It’s that time of the year again — time to sign up for Obamacare! Those who are currently without access to healthcare can browse through a number of plans on healthcare.gov. But health experts have warned would-be buyers looking for plans outside of the federal marketplace to watch out for the so-called “junk insurance” plans that have popped up due to new laws signed by the Trump administration.
Those plans don’t meet the standards of the Affordable Care Act (ACA).
The Supreme Court will soon hear a case that will determine whether or not insurers are reimbursed $12.3 billion to which they believe they are entitled. We should have an answer before the Senate goes on recess in summer next year.
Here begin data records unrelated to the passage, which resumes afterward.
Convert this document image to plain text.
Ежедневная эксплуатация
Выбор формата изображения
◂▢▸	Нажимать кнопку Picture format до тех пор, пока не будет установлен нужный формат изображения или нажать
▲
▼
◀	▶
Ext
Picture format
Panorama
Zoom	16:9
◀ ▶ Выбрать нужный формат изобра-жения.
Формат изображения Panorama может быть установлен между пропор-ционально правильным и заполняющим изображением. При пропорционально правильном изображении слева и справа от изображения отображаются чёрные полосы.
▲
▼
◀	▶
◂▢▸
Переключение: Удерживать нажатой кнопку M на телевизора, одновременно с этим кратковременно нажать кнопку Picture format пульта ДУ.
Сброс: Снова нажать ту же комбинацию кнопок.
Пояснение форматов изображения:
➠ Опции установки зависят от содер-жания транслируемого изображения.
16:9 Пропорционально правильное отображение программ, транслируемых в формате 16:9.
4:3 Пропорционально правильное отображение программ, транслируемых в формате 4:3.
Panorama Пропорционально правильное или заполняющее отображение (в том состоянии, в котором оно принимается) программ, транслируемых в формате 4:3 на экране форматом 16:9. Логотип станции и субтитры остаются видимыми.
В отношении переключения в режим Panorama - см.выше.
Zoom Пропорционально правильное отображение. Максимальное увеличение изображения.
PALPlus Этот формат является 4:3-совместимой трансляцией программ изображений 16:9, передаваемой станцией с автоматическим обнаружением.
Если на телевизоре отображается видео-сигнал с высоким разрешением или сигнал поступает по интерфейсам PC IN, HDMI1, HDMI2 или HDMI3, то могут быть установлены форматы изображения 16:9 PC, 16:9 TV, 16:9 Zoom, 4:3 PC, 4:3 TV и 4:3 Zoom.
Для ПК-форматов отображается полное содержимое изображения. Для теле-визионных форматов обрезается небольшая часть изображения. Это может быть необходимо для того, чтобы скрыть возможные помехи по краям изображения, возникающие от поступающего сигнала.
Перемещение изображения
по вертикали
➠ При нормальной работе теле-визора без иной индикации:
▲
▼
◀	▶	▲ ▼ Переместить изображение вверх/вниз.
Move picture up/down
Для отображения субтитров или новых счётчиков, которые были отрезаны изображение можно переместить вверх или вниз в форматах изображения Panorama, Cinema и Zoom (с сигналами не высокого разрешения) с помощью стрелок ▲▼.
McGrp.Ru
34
According to insurer Land of Lincoln Health, the company is down over $75 million that it should have been able to recover from the risk corridor program under the ACA.
Risk Corridors are a provision of the ACA. They “limit the risk borne by qualified health plans on the insurance marketplaces. Risk Corridors are a mechanism to minimize the year-end losses of insurers who covered a disproportionate share of sicker, often older, insured customers. The federal government, through the Department of Health and Human Services, agrees to cover 50% of the excess costs borne to insurers if those costs exceeded premiums by 3-8%.”
Land of Lincoln Health says that their monthly premiums were set low due to the provision. In addition, insurers Moda Health Plan, Blue Cross and Blue Shield of North Carolina, and Maine Community Health Options are all suing as well.
A federal appeals court has already ruled that the Risk Corridor provision of the ACA was non-binding, and that it was more of a description of what an optimal system should look like. The Supreme Court has been asked and subsequently agreed to review the previous rulings.
America’s Health Insurance Plans (AHIP) CEO Matt Eyles said, “The Supreme’s Court’s decision to hear this case recognizes how important it is for American businesses, including health insurance providers, to be able to rely on the federal government as a fair and reliable partner. Strong, stable and predictable partnerships between the private and the public sector are an essential part of our nation’s economy, and our industry looks forward to having this matter heard before the Court.”
Association for Community Affiliated Plans (ACAP) CEO Margaret Murray said, “We’re pleased that the Supreme Court has agreed to hear the case, as it gets to the heart of the concept of the full faith and credit of the United States government. We asked the appeals court in an amicus brief to affirm that the Federal government should be as good as its word in statute, and urge the Supreme Court to do the same.”